Dem Zuschauer werden jene eigentlich netten Italiener immer unheimlicher

Schade nur, dass der neue Film jenes Regisseurs, der auch, durchaus gefühlsbetont, „Beijing Bicycle“ und „Shanghai Dreams“ gedreht hat, immer mehr auf – zudem musikuntermalte – Überdeutlichkeit setzt. Das Motiv der Vaterlosen, die selbst als Vaterhasser Vatersehnsüchtige bleiben, wird ebenso überreizt wie der Aufklärungsfuror Lins, der irgendwann nichts mehr erfährt, was der Zuschauer nicht längst wüsste. Und schon vergeudet sich, was so hintergründig und vorsichtig begann, an die Wiederholung, die dramaturgische Ausbeutung, den Effekt.

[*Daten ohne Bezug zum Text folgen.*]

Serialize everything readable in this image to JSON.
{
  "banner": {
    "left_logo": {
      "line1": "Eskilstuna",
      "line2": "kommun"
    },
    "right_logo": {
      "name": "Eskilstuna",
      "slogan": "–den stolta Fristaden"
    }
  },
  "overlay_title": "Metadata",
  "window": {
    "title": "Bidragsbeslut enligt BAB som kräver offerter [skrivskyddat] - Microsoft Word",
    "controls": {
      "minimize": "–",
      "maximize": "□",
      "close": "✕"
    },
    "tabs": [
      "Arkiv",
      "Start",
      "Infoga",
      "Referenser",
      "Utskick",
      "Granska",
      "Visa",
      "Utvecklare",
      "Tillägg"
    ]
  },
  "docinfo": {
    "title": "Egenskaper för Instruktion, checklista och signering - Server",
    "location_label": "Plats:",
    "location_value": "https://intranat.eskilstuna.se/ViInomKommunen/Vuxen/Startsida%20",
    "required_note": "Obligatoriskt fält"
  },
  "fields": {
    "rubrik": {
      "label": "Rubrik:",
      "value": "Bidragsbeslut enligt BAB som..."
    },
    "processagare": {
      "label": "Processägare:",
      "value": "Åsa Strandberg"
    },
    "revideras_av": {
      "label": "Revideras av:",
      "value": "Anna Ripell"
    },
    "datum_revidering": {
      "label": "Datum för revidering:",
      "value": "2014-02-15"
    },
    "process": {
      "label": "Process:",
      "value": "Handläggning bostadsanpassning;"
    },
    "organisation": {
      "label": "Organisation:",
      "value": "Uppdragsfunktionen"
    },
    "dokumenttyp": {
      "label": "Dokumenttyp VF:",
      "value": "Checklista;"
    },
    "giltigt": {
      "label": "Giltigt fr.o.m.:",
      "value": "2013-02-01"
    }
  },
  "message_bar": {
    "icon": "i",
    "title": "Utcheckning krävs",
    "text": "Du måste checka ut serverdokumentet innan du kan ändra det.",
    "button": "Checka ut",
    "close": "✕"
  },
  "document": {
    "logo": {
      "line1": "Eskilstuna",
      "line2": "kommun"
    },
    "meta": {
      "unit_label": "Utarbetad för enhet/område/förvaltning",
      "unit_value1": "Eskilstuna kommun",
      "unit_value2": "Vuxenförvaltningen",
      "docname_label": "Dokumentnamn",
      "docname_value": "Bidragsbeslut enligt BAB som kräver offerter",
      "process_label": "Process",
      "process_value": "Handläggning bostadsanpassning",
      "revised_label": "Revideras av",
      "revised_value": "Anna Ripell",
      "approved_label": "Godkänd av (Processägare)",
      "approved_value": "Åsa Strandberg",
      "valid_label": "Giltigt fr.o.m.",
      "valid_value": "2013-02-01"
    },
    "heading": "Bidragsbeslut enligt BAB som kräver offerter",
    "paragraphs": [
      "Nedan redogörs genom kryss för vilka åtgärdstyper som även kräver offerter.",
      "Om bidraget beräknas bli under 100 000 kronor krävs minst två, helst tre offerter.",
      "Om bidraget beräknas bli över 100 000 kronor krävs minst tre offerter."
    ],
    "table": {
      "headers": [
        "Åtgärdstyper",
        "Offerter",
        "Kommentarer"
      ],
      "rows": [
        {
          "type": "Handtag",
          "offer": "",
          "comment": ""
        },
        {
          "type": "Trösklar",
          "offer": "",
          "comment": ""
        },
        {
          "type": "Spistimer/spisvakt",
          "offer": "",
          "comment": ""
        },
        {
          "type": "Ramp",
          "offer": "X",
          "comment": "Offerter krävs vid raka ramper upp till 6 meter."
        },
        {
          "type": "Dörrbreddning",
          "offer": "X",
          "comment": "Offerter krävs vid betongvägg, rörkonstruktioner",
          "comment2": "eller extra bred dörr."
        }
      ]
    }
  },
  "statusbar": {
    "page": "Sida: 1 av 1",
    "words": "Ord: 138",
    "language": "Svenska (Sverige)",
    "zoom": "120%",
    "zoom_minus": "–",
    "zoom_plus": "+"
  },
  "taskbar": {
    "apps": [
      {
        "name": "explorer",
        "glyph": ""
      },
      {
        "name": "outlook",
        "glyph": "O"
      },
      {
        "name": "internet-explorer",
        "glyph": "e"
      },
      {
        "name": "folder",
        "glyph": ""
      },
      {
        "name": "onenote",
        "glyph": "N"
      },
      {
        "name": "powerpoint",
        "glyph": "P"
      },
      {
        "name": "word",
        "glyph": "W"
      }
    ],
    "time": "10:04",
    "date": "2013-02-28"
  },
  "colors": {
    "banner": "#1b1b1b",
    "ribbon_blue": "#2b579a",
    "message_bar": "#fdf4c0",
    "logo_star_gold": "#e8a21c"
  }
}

Um Effekte ist Sabina Guzzanti in ihrem Anti-Berlusconi-Agitpropstückchen „Draquila – Italien zittert“ nicht verlegen. Die erfolgsförderlichste Wirkung hat ihr Italiens Kulturminister soeben gratis hinzugezaubert, indem er mit Hinweis auf ihren Film seinen Besuch in Cannes absagte. Prompt war der sonst eher abgelegene Bunuel-Saal im Festivalpalast proppenvoll. Guzzanti zeichnet die erbarmungslose mediale Ausschlachtung der Erdbebenkatastrophe von L'Aquila nach, sie analysiert den Ausbau des staatlichen Zivilschutzes zum Millionen-Selbstbedienungsladen für Berlusconi-Vertraute, sie attackiert die Mafia und stellt den Zynismus einer von Berlusconi gesteuerten Desinformationspolitik bloß, die Nutzen auch noch aus massenhaftem Tod zieht.

Angesichts der leidenschaftlich ausgebreiteten Fakten werden dem Zuschauer jene eigentlich netten Italiener immer unheimlicher, die da vor der Kamera immer noch unverdrossen auf ihren neuen Duce setzen. Den Vorwurf eines gewissen Gehirnwaschzwangs muss sich allerdings auch die Regisseurin selbst gefallen lassen, die in ihren Fragen - sogar an Stichwortgeber ihres eigenen Protests - oft die Antwort gleich entrüstet mitformuliert. Selbst ein Michael Moore, durchaus ein Freund des groben Klotzens, agiert im Detail subtiler. Aber vielleicht muss so schreien, wer im heutigen Italien abseits der nahezu gleichgeschalteten Medien noch gehört werden will.